What privacy and email laws reveal about today's compliance risk | MarTech
Briefly

What privacy and email laws reveal about today's compliance risk | MarTech
"In late 2025, President Trump signed an executive order aimed at blocking U.S. states from creating their own AI laws, directing federal agencies to challenge state-level rules in favor of a future unified national framework. But here's the catch: no such federal law currently exists. An executive order is not a statute. It can guide agencies, but it cannot preempt state law."

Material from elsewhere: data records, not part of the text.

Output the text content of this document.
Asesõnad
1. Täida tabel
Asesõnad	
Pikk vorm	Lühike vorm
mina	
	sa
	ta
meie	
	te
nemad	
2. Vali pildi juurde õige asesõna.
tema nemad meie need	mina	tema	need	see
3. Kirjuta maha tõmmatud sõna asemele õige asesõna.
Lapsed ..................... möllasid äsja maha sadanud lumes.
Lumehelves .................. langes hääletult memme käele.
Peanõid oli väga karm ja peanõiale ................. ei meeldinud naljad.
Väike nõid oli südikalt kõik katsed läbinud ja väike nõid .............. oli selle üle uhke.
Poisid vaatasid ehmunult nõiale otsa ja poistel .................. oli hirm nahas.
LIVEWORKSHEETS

"That pattern should sound familiar. It's precisely how email marketing law unfolded two decades ago, with state-by-state chaos followed by delayed federal action. The difference is that email eventually got CAN-SPAM and a single rulebook. Privacy never did. That's why privacy compliance today - and AI compliance tomorrow - can't wait on federal clarity. The safest approach is to design programs that assume patchwork rules are here to stay."
An executive order signed in late 2025 directed federal agencies to challenge state AI laws and pushed for a future unified national framework, but no federal AI statute exists to preempt state law. An executive order is not a statute and cannot legally preempt state legislation. AI regulation therefore remains fragmented, with states still free to adopt their own rules. The pattern mirrors the early era of commercial email, when state-by-state anti-spam laws created compliance complexity until CAN-SPAM established a federal baseline. Privacy law never achieved a single federal rulebook. Organizations should design privacy and AI compliance programs that assume enduring patchwork state requirements.